E finalmente risorge Spinesi! Il bomber del Catania stende la Triestina con una doppietta. Grandi anche Mascara e Caserta, che prende un palo sullo 0-0, propizia il pari con un gran tiro e pennella l’assist del 2-1. Messaggio al presidente alabardato: Tonellotto, la faccia lei la formazione, che almeno si vincono le partite! I siciliani restano così in piena corsa e aspettano con nuovo entusiasmo la trasferta di Terni.
Capitolo Atalanta: Colantuono striglia i suoi e batte il Bologna con un gol dopo 35 secondi del redivivo Nicola Ventola. Sesta vittoria su 6 partite in casa. Non è una notizia e sarebbe esaltante se non fosse bilanciato dalle 5 sconfitte esterne consecutive. Positivo il recupero di Loria, che, anche se lontano dalla migliore condizione, rinforza la difesa. Sabato i bergamaschi sono di scena a Vicenza, dove una grande va per vincere… vedremo. Il Brescia, che infatti è una grande, va a Catanzaro e vince 2-1, nonostante qualche apprensione dopo il pari del solito Corona. Anche qui ci sentiamo di fare un’appunto: Buso, tecnico del Catanzaro, da quando fa l’allenatore “in prima”, non ha mai finito un campionato! Qualcosa vorrà pur dire. Ci sono fior di allenatori senza panchina. Altra cosa Sarri del Pescara. Il tecnico degli abruzzesi dimostra di saper gestire i momenti delicati ed allo stesso tempo di saper organizzare una formazione degna. I padroni di casa subiscono il Rimini per gran parte della gara, ma non si scompongono e colpiscono al momento giusto. Sarri ci mette del suo con l’inserimento sulla destra di Vigna, che si procura il rigore decisivo trasformato da Cammarata. Sabato il Pescara è atteso su un campo insidiosissimo: Crotone.

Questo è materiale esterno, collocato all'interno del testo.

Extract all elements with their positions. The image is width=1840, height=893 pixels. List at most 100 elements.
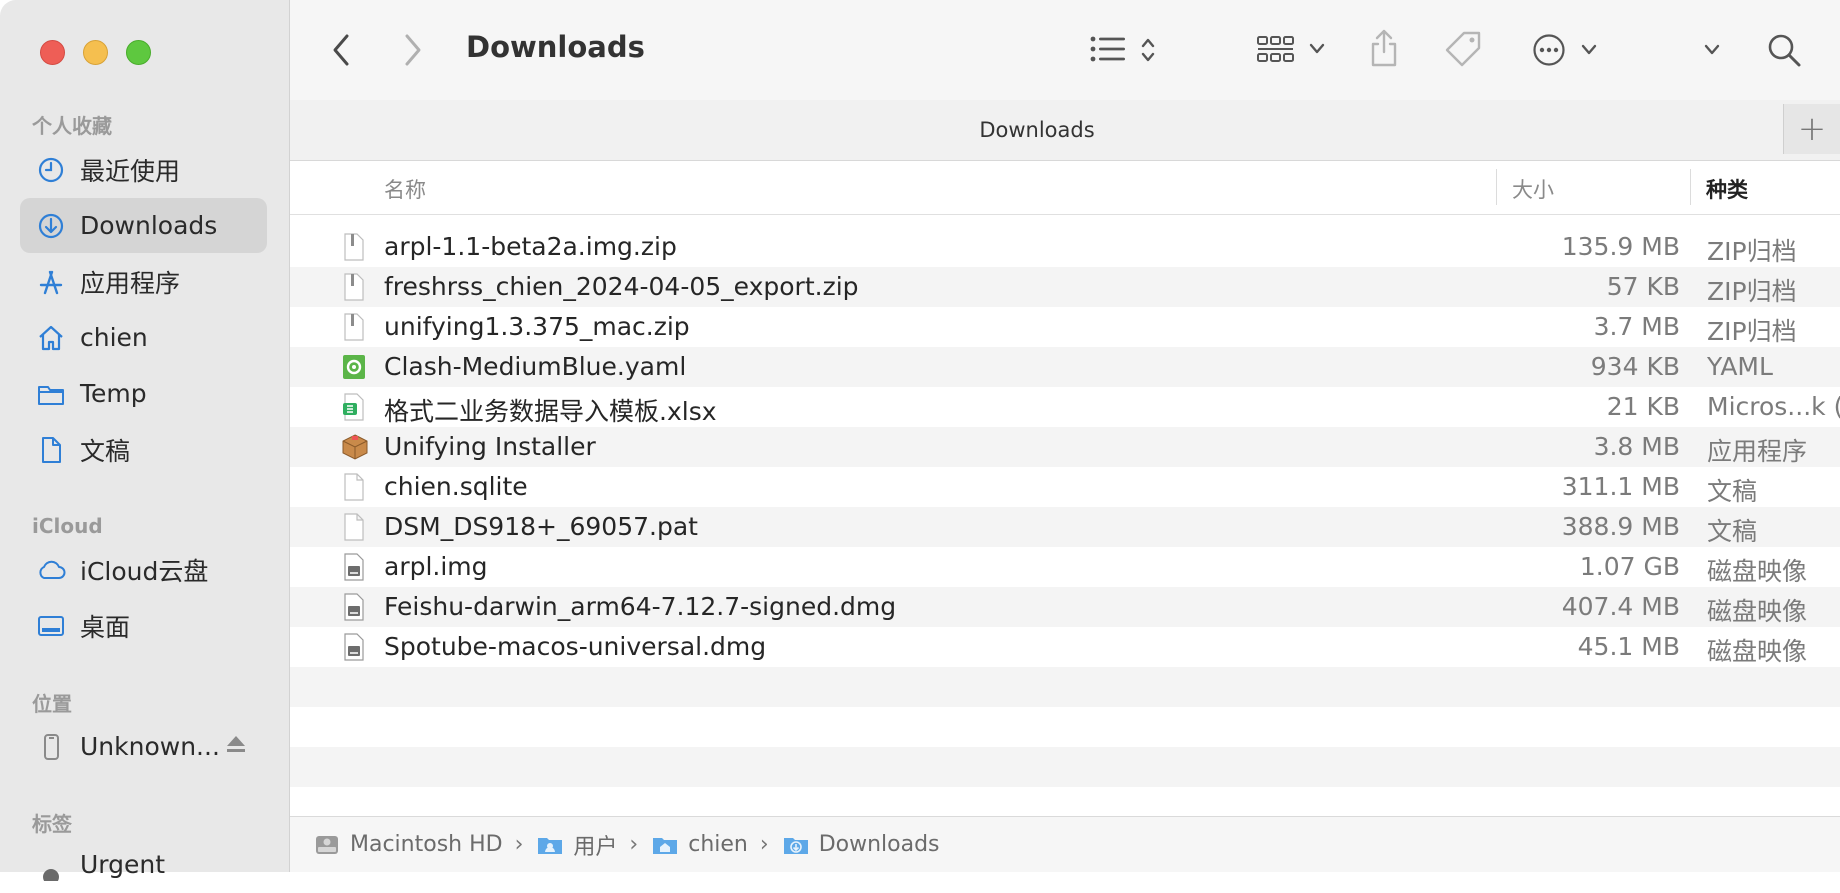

Il Piacenza è al secondo 4-0 in campionato, ma stavolta, per fortuna dei suoi tifosi, è a favore (il primo fu nella sconfitta di Crotone). Il rotondo risultato si materializza contro la Ternana di Brini. Dal proprio sito la società umbra fa sapere di un “faccia a faccia” fra giocatori, staff tecnico e dirigenti. A noi la panchina di Brini sembra tutt’altro che solida. Il tecnico degli umbri “vanta” 3 esoneri negli ultimi 4 anni… Dispiace che un talento puro come quello di Jimenez, resti invischiato in una simile situazione. A sabato l’ardua sentenza.